Jean Jaurès Dans le cabinet fantôme
Entretien
privé dans le cabinet fantôme.…
Hier J’ai
été reçu par monsieur Jaurès dans le cabinet fantôme, j’en ai profité pour lui
poser quelques questions sur la situation actuelle.
Monsieur
Jaures quel regard portez vous aujourd’hui sur la France, l’insécurité
galopante et la montée des menaces qui assaillent
notre pays ?
Quelle abjection dans cette
propagande de la peur ! On lit sur les murs de Paris d'ignobles affiches
qui apprennent au monde que toutes les boutiques sont forcées, que toutes les
existences sont menacées, qu'au coin de toutes les rues le passant est guetté
par le couteau d'un apache. « Défendons-nous », hallucinons les
cerveaux, affolons les coeurs ; demandons à la société française de
répudier toutes les lois humaines sur le sursis, sur la libération
conditionnelle, que ce fut son honneur de promulguer ; dénonçons comme des
lâches, comme des traîtres, les jurés qui ont cru équitable, après examen des
circonstances, un verdict de pitié. Faisons que la loi pénale fonctionne
toujours automatiquement avec le maximum de rigueur. Appliquons, s'il le faut,
la torture aux condamnés ; arrachons les ongles aux transportés par le
rétablissement des poucettes ; et frappons, flétrissons comme des
complices des assassins, tous les hommes qui demanderont à la nation de ne pas
s'affoler, de ne pas se dégrader.
Si je vous comprends bien monsieur Jaurès l’utilisation de la peur pour
manipuler les foules n’est pas une chose nouvelle. Mais peut être est ce la
seulement une question de courage que de voir une situation périclitant pour ce
qu’elle est ?
Le courage, c'est de chercher la
vérité et de la dire ; c'est de ne pas subir la loi du mensonge triomphant
qui passe, et de ne pas faire écho, de notre âme, de notre bouche et de nos
mains aux applaudissements imbéciles et aux huées fanatiques.

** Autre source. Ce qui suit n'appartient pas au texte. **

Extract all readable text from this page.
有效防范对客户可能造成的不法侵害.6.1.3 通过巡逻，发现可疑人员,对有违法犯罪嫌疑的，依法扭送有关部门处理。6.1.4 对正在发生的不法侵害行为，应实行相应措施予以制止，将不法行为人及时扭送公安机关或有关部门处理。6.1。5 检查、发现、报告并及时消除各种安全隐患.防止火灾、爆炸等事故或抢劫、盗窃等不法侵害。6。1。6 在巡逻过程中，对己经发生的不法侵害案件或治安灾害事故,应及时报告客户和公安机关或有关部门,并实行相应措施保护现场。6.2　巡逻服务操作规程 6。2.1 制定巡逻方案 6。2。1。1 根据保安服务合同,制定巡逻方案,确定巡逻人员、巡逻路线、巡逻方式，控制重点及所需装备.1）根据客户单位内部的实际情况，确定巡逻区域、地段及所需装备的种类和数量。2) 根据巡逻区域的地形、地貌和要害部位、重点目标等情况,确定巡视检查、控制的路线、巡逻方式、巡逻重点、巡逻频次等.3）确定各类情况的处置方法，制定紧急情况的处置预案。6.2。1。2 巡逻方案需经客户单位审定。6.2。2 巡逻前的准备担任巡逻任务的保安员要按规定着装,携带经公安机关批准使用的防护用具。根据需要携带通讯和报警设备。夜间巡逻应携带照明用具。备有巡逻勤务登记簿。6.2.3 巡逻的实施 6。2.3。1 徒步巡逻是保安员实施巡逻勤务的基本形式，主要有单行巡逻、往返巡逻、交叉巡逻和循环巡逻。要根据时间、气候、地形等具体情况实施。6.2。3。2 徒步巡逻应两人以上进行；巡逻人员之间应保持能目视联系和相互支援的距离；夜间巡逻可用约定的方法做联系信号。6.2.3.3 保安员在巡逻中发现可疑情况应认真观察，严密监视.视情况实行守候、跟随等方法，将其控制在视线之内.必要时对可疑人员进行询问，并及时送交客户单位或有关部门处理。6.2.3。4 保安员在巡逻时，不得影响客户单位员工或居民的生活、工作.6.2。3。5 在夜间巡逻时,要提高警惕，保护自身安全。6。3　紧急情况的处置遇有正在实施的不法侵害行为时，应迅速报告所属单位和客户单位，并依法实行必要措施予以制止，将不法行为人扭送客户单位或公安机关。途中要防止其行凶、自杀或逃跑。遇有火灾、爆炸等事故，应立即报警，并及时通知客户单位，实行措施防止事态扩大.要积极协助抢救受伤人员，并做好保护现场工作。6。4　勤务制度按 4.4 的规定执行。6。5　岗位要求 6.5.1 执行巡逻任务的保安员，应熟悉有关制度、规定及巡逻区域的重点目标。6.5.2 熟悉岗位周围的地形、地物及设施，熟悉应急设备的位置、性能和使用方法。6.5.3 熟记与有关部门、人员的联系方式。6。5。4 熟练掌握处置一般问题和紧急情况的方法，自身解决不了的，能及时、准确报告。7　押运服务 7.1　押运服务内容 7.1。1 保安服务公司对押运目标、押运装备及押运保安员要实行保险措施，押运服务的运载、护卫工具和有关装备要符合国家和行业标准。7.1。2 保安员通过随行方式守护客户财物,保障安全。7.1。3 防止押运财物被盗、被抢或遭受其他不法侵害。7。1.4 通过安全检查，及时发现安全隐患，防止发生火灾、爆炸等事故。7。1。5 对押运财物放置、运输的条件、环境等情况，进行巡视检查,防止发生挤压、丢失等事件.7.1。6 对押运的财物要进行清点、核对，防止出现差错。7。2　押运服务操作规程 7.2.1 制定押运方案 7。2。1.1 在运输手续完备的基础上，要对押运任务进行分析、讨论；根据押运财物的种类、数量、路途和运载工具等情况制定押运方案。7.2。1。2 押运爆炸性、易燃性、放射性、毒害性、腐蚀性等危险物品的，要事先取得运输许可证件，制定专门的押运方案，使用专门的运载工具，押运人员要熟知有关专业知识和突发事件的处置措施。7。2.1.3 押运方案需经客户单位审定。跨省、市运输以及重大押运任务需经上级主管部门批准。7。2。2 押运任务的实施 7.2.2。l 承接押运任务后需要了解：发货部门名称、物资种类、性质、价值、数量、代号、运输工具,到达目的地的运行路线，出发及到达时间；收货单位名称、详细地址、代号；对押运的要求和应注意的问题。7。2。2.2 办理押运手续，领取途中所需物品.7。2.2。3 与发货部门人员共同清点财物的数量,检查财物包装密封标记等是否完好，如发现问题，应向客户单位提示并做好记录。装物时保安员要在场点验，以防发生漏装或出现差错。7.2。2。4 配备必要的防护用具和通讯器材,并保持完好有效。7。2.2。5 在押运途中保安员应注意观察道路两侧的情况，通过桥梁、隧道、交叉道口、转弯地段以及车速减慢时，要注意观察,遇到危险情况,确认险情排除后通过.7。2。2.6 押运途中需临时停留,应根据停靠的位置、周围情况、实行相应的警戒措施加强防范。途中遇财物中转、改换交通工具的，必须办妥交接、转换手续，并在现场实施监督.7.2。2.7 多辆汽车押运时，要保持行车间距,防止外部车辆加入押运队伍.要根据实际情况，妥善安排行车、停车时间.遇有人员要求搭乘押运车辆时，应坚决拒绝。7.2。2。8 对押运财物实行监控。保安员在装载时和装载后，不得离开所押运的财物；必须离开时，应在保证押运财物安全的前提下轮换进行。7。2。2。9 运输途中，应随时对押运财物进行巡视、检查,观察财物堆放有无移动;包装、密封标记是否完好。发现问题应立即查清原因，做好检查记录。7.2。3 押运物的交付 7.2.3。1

Monsieur Jaurès lorsque vous regardez la situation internationale que
vous inspirent les croisades organisées
par monsieur bush dans le moyen orient sous prétexte de libérer les peuples de
ces pays ?
Donner la liberté au monde par la
force est une étrange entreprise pleine de chances mauvaises. En la
donnant, on la retire.
Que pourriez-vous préconiser pour faire cesser ces guerres alors ?
Monsieur, il n’y a qu’un moyen d’abolir la guerre entre
les peuples, c’est abolir la guerre économique, le désordre de la société
présente, c’est de substituer à la lutte universelle pour la vie — qui aboutit
à la lutte universelle sur les champs de bataille — un régime de concorde
sociale et d’unité.
Quel regard portez-vous sur le parti socialiste aujourd’hui ?
Pensez vous qu’il puisse encore représenter une force fédératrice tant au
niveau national qu’Européen ?
N'ayant pas la force d'agir, ils dissertent. Quand les hommes ne peuvent
plus changer les choses, ils changent les mots. Ces grands changements sociaux
qu'on nomme des révolutions ne peuvent pas ou ne peuvent plus être l'œuvre
d'une minorité. Une minorité révolutionnaire, si intelligente, si énergique
qu'elle soit, ne suffit pas, au moins dans les sociétés modernes, à accomplir
la révolution. Il y faut le concours, l'adhésion de la majorité, de l'immense
majorité.
Merci Monsieur Jaurès d’avoir prit le temps de répondre à mes questions.
Jean Jaurès se lève et nous nous serons la main j’en profite pour lui
tendre un feuillet d’inscription au Parti de Gauche. Il la prend et sourit en remettant
son chapeau melon.
« S’il doit encore y avoir de vrais socialistes monsieur Jaurès c’est
la que j’espère les trouver. »
Il ne répond rien se contentant de hausser les épaules les paumes tournées vers le ciel avant de sortir. Oui monsieur Jaurès j’espère en ce parti retrouver la flamme du vrais socialisme.